RADARSEMARANG.ID - Hari Arafah merupakan waktu yang sangat mustajab untuk beribadah dan memohon pengampunan.
Bagi umat muslim yang tidak berhaji dianjurkan untuk memanfaatkan Hari Arafah ini dengan amal dan ibadah sebaik mungkin.
Pasalnya, terdapat sebuah momen istimewa yang terhampar luas untuk mendapatkan rahmat Allah SWT di Hari Arafah.
Di tahun ini, Hari Arafah jatuh pada hari Kamis, 5 Juni 2025, atau 9 Zulhijah 1446 Hijriah, dan dikenal sebagai hari yang penuh dengan keutamaan.
Salah satu amalan ibadah yang sangat dianjurkan pada Hari Arafah adalah melaksanakan Puasa Arafah.
Keutamaan Puasa Arafah sangat besar yang diyakini dapat menghapuskan dosa setahun lalu dan setahun ke depan.

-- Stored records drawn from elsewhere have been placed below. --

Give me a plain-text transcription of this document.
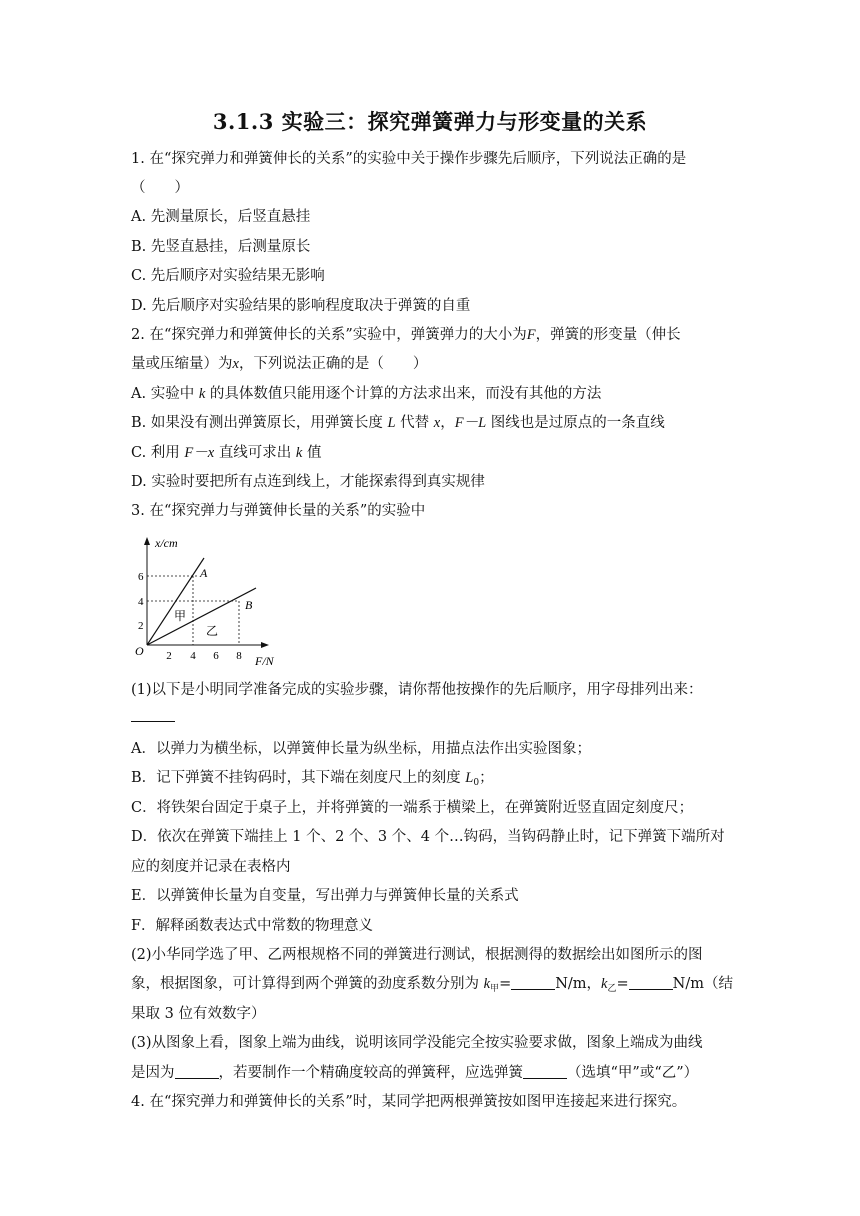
3.1.3 实验三：探究弹簧弹力与形变量的关系
1. 在“探究弹力和弹簧伸长的关系”的实验中关于操作步骤先后顺序，下列说法正确的是
（　　）
A. 先测量原长，后竖直悬挂
B. 先竖直悬挂，后测量原长
C. 先后顺序对实验结果无影响
D. 先后顺序对实验结果的影响程度取决于弹簧的自重
2. 在“探究弹力和弹簧伸长的关系”实验中，弹簧弹力的大小为F，弹簧的形变量（伸长
量或压缩量）为x，下列说法正确的是（　　）
A. 实验中 k 的具体数值只能用逐个计算的方法求出来，而没有其他的方法
B. 如果没有测出弹簧原长，用弹簧长度 L 代替 x，F－L 图线也是过原点的一条直线
C. 利用 F－x 直线可求出 k 值
D. 实验时要把所有点连到线上，才能探索得到真实规律
3. 在“探究弹力与弹簧伸长量的关系”的实验中
x/cm
F/N
O 2 4 6 8
2
4
6	A
B
甲
乙
(1)以下是小明同学准备完成的实验步骤，请你帮他按操作的先后顺序，用字母排列出来：
A．以弹力为横坐标，以弹簧伸长量为纵坐标，用描点法作出实验图象；
B．记下弹簧不挂钩码时，其下端在刻度尺上的刻度 $L_0$；
C．将铁架台固定于桌子上，并将弹簧的一端系于横梁上，在弹簧附近竖直固定刻度尺；
D．依次在弹簧下端挂上 1 个、2 个、3 个、4 个…钩码，当钩码静止时，记下弹簧下端所对
应的刻度并记录在表格内
E．以弹簧伸长量为自变量，写出弹力与弹簧伸长量的关系式
F．解释函数表达式中常数的物理意义
(2)小华同学选了甲、乙两根规格不同的弹簧进行测试，根据测得的数据绘出如图所示的图
象，根据图象，可计算得到两个弹簧的劲度系数分别为 $k_甲=$	N/m，$k_乙=$	N/m（结
果取 3 位有效数字）
(3)从图象上看，图象上端为曲线，说明该同学没能完全按实验要求做，图象上端成为曲线
是因为	，若要制作一个精确度较高的弹簧秤，应选弹簧	（选填“甲”或“乙”）
4. 在“探究弹力和弹簧伸长的关系”时，某同学把两根弹簧按如图甲连接起来进行探究。
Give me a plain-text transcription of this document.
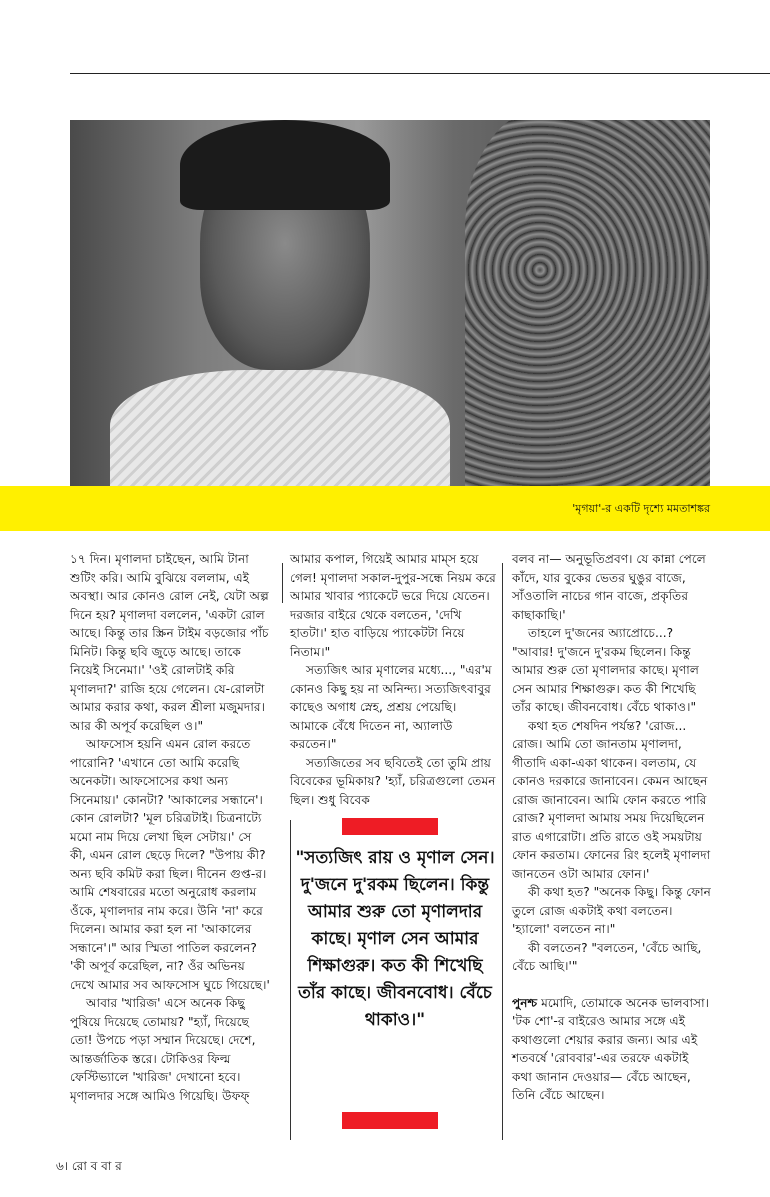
'মৃগয়া'-র একটি দৃশ্যে মমতাশঙ্কর

১৭ দিন। মৃণালদা চাইছেন, আমি টানা শুটিং করি। আমি বুঝিয়ে বললাম, এই অবস্থা। আর কোনও রোল নেই, যেটা অল্প দিনে হয়? মৃণালদা বললেন, 'একটা রোল আছে। কিন্তু তার স্ক্রিন টাইম বড়জোর পাঁচ মিনিট। কিন্তু ছবি জুড়ে আছে। তাকে নিয়েই সিনেমা।' 'ওই রোলটাই করি মৃণালদা?' রাজি হয়ে গেলেন। যে-রোলটা আমার করার কথা, করল শ্রীলা মজুমদার। আর কী অপূর্ব করেছিল ও।"

আফসোস হয়নি এমন রোল করতে পারোনি? 'এখানে তো আমি করেছি অনেকটা। আফসোসের কথা অন্য সিনেমায়।' কোনটা? 'আকালের সন্ধানে'। কোন রোলটা? 'মূল চরিত্রটাই। চিত্রনাট্যে মমো নাম দিয়ে লেখা ছিল সেটায়।' সে কী, এমন রোল ছেড়ে দিলে? "উপায় কী? অন্য ছবি কমিট করা ছিল। দীনেন গুপ্ত-র। আমি শেষবারের মতো অনুরোধ করলাম ওঁকে, মৃণালদার নাম করে। উনি 'না' করে দিলেন। আমার করা হল না 'আকালের সন্ধানে'।" আর স্মিতা পাতিল করলেন? 'কী অপূর্ব করেছিল, না? ওঁর অভিনয় দেখে আমার সব আফসোস ঘুচে গিয়েছে।'

আবার 'খারিজ' এসে অনেক কিছু পুষিয়ে দিয়েছে তোমায়? "হ্যাঁ, দিয়েছে তো! উপচে পড়া সম্মান দিয়েছে। দেশে, আন্তর্জাতিক স্তরে। টোকিওর ফিল্ম ফেস্টিভ্যালে 'খারিজ' দেখানো হবে। মৃণালদার সঙ্গে আমিও গিয়েছি। উফফ্

আমার কপাল, গিয়েই আমার মাম্স হয়ে গেল! মৃণালদা সকাল-দুপুর-সন্ধে নিয়ম করে আমার খাবার প্যাকেটে ভরে দিয়ে যেতেন। দরজার বাইরে থেকে বলতেন, 'দেখি হাতটা।' হাত বাড়িয়ে প্যাকেটটা নিয়ে নিতাম।"

সত্যজিৎ আর মৃণালের মধ্যে..., "এর'ম কোনও কিছু হয় না অনিন্দ্য। সত্যজিৎবাবুর কাছেও অগাধ স্নেহ, প্রশ্রয় পেয়েছি। আমাকে বেঁধে দিতেন না, অ্যালাউ করতেন।"

সত্যজিতের সব ছবিতেই তো তুমি প্রায় বিবেকের ভূমিকায়? 'হ্যাঁ, চরিত্রগুলো তেমন ছিল। শুধু বিবেক

"সত্যজিৎ রায় ও মৃণাল সেন। দু'জনে দু'রকম ছিলেন। কিন্তু আমার শুরু তো মৃণালদার কাছে। মৃণাল সেন আমার শিক্ষাগুরু। কত কী শিখেছি তাঁর কাছে। জীবনবোধ। বেঁচে থাকাও।"

বলব না— অনুভূতিপ্রবণ। যে কান্না পেলে কাঁদে, যার বুকের ভেতর ঘুঙুর বাজে, সাঁওতালি নাচের গান বাজে, প্রকৃতির কাছাকাছি।'

তাহলে দু'জনের অ্যাপ্রোচে...? "আবার! দু'জনে দু'রকম ছিলেন। কিন্তু আমার শুরু তো মৃণালদার কাছে। মৃণাল সেন আমার শিক্ষাগুরু। কত কী শিখেছি তাঁর কাছে। জীবনবোধ। বেঁচে থাকাও।"

কথা হত শেষদিন পর্যন্ত? 'রোজ... রোজ। আমি তো জানতাম মৃণালদা, গীতাদি একা-একা থাকেন। বলতাম, যে কোনও দরকারে জানাবেন। কেমন আছেন রোজ জানাবেন। আমি ফোন করতে পারি রোজ? মৃণালদা আমায় সময় দিয়েছিলেন রাত এগারোটা। প্রতি রাতে ওই সময়টায় ফোন করতাম। ফোনের রিং হলেই মৃণালদা জানতেন ওটা আমার ফোন।'

কী কথা হত? "অনেক কিছু। কিন্তু ফোন তুলে রোজ একটাই কথা বলতেন। 'হ্যালো' বলতেন না।"

কী বলতেন? "বলতেন, 'বেঁচে আছি, বেঁচে আছি।'"

পুনশ্চ মমোদি, তোমাকে অনেক ভালবাসা। 'টক শো'-র বাইরেও আমার সঙ্গে এই কথাগুলো শেয়ার করার জন্য। আর এই শতবর্ষে 'রোববার'-এর তরফে একটাই কথা জানান দেওয়ার— বেঁচে আছেন, তিনি বেঁচে আছেন।

৬। রো ব বা র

Namun, keistimewaan Hari Arafah tidak hanya itu saja. Banyak amalan lain yang disarankan para ulama muslim dengan banyak manfaat.
Berikut ini amalan di Hari Arafah yang dapat dilakukan umat muslim untuk meraih rahmat, pengampunan, dan keberkahan dari Allah SWT.
1. Berdzikir Sepanjang Hari
Dzikir adalah ibadah yang sangat dianjurkan pada Hari Arafah sebagai ungkapan syukur dan mendekatkan diri kepada Allah SWT.
Untuk itu, seorang muslim disunnahkan untuk memperbanyak bacaan tasbih, tahmid, tahlil, dan takbir sepanjang Hari Arafah.
2. Shalat Tahajud
Malam Arafah adalah waktu istimewa untuk shalat tahajud, sebagai bentuk penghambaan yang intim dan penuh keutamaan.
Umat Islam dianjurkan memperbanyak doa dan memohon hajat kepada Allah SWT, menjadikannya momen spiritual untuk memperkuat keimanan.
3. Sahur Sebelum Puasa Arafah
Sahur sebelum puasa Arafah sangat dianjurkan, seperti puasa sunah lainnya karena dapat menjaga stamina dan momen penting untuk berniat beribadah.
Meskipun niat tidak harus dilafalkan, menyadari niat dalam hati dan memulai sahur dengan dzikir akan menyempurnakan ibadah puasa Arafah secara lahiriah dan batiniah.
4. Berdo’a Setelah Salat Subuh
Doa pagi Hari Arafah terutama setelah salat Subuh diyakini sangat mustajab seperti yang disabdakan oleh Rasulullah SAW.
Waktu pagi tersebut sangat tepat untuk meminta pengampunan, keselamatan, rezeki, dan keberkahan di dunia dan akhirat.
Tidak ada permohonan yang terlalu besar bagi Allah SWT. Jadi, mintalah dengan keyakinan dan kerendahan hati.
5. Membaca Al-Qur’an dan Memahami Maknanya
Hari Arafah juga menjadi waktu ideal untuk membaca Al-Qur’an. Setiap huruf yang dibaca akan mendatangkan pahala berlipat ganda.
Selain membaca, memahami makna ayat-ayat Al-Qur’an juga dapat meningkatkan keimanan dan pemahaman spiritual.
Disamping itu, mengamalkan makna yang terkandung dengan kehidupan sehari-hari diyakini dapat memperkuat ikatan dengan Sang Pencipta.
6. Banyak Sedekah Amal Sholeh
Hari Arafah dapat menjadi waktu yang baik untuk berbagi rezeki melalui sedekah, baik berupa uang, makanan, atau barang.
Bersedekah dapat menjadi ungkapan syukur dan kasih sayang, yang bermanfaat bagi penerima dan juga mendatangkan pahala bagi si pemberi.
Demikianlah amalan di Hari Arafah yang dianjurkan para ulama muslim dengan waktu mustajab ibadah untuk keberkahan dan memohon ampunan Allah AWT.
Tidak kata terlambat untuk melakukan segala amal kebaikan dan beribadah dengan khusyuk di Hari Arafah maupun setelahnya.